We use both session and persistent cookies for various purposes.

  • Session cookies are stored in memory for the duration of the session and removed once the User closes the browser.
  • Persistent cookies are placed on hard drive of the User's computer and stored until they expire or the User deletes the cookies. We will retain information collected via persistent cookies no longer than 2 years.

We use both first and third party cookies for various purposes.

  • First party cookies refer to both session and persistent cookies placed by us on our website.
  • Third party cookies are cookies placed by third parties on our website, such as Google Analytics, Segment, HubSpot, Facebook, Twitter, LinkedIn, and CookieHub.

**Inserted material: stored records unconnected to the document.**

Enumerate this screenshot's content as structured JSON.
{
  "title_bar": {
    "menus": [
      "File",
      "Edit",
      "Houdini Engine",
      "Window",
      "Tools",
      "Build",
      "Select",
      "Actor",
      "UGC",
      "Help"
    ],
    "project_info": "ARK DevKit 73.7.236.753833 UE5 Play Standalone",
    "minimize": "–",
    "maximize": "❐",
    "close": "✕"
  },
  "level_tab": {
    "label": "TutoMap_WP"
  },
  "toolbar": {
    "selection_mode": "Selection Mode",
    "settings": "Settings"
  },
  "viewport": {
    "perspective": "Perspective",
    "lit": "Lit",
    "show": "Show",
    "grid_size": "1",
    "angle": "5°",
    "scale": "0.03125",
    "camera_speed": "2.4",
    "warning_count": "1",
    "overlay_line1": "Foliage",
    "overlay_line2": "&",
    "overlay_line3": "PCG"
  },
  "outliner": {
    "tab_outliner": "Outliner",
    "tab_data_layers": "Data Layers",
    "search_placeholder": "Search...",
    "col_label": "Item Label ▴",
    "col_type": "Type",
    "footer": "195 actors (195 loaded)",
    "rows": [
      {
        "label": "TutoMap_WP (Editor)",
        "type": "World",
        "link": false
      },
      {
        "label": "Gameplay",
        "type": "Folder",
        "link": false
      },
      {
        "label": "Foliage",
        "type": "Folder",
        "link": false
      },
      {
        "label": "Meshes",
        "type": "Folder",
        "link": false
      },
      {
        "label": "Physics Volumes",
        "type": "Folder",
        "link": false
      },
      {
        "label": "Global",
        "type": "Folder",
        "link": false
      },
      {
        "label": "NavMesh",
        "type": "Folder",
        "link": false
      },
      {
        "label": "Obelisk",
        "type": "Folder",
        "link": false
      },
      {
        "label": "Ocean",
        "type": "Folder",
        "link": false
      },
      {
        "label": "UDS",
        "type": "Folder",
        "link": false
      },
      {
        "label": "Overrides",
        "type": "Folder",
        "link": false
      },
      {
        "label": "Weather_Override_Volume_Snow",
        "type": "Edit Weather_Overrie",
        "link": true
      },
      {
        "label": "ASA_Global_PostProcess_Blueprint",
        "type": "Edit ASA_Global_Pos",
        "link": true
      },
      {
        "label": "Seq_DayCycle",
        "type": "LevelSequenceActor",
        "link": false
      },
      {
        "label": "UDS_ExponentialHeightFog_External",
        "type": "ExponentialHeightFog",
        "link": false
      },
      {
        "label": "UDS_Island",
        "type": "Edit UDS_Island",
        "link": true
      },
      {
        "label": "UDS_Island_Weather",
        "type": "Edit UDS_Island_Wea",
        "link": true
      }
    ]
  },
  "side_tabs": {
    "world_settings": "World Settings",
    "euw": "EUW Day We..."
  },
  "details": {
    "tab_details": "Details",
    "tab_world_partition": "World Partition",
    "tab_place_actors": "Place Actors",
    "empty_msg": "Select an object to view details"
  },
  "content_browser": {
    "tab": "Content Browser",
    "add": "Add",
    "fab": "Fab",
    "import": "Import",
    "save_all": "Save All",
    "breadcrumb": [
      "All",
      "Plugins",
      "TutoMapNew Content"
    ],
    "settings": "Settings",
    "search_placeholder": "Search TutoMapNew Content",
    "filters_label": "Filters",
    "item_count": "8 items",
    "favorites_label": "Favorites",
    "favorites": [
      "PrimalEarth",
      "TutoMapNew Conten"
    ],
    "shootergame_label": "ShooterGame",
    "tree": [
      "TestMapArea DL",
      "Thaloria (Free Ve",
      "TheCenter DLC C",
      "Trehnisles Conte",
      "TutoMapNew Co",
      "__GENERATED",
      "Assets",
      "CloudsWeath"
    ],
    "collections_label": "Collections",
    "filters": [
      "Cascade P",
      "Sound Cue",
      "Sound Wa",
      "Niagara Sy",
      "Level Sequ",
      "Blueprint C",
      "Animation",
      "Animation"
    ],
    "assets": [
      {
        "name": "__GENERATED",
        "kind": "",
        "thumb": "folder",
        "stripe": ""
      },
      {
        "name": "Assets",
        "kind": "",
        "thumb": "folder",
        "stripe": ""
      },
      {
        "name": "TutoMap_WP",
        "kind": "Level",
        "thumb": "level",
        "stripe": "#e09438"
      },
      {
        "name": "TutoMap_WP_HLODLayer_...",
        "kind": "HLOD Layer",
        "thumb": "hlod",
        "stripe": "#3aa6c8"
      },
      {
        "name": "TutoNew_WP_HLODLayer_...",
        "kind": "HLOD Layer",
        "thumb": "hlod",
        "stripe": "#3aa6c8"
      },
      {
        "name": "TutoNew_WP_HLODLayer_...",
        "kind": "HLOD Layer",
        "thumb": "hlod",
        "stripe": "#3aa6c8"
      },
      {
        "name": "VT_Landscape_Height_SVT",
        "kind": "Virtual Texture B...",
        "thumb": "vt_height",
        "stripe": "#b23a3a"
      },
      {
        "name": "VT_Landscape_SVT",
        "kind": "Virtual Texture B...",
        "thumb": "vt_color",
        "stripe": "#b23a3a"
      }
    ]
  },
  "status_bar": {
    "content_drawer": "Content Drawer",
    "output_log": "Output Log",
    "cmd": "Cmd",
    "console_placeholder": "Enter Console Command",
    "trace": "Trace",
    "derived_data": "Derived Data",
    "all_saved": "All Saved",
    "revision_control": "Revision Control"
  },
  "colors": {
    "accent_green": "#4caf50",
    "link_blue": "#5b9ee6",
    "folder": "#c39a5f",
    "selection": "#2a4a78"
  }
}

We use cookies as set out below:

  • Essential cookies
    • Type: Session cookies
    • Administered by us
    • Purpose: These cookies are essential to provide the Swarmia website and to enable the use some of its features. They help to authenticate users and prevent fraudulent use of user accounts.
  • Notice acceptance cookies
    • Type: Persistent cookies
    • Administered by us
    • Purpose: These cookies identify if users have accepted the use of cookies on the Swarmia website.
  • Functionality cookies
    • Type: Persistent cookies
    • Administered by us
    • Purpose: These cookies allow us to remember choices a user makes when using the Swarmia website, such as remembering their login details or language preference. The purpose of these cookies is to provide a more personalised experience and to avoid a user having to re-enter their preferences every time they use the Swarmia website.
  • Tracking and performance cookies
    • Type: Persistent cookies
    • Administered by third-parties
    • Purpose: These cookies are used to track information about traffic to the Swarmia website, how Users use the website and to display relevant advertisements to Users. We may also use these cookies to test new advertisements, pages, features or new functionality of the website to see how our users react to them.

More detailed information on the type of cookies, their purposes and duration can be found in our cookie consent tool by clicking "Manage Cookies" on the bottom of our website.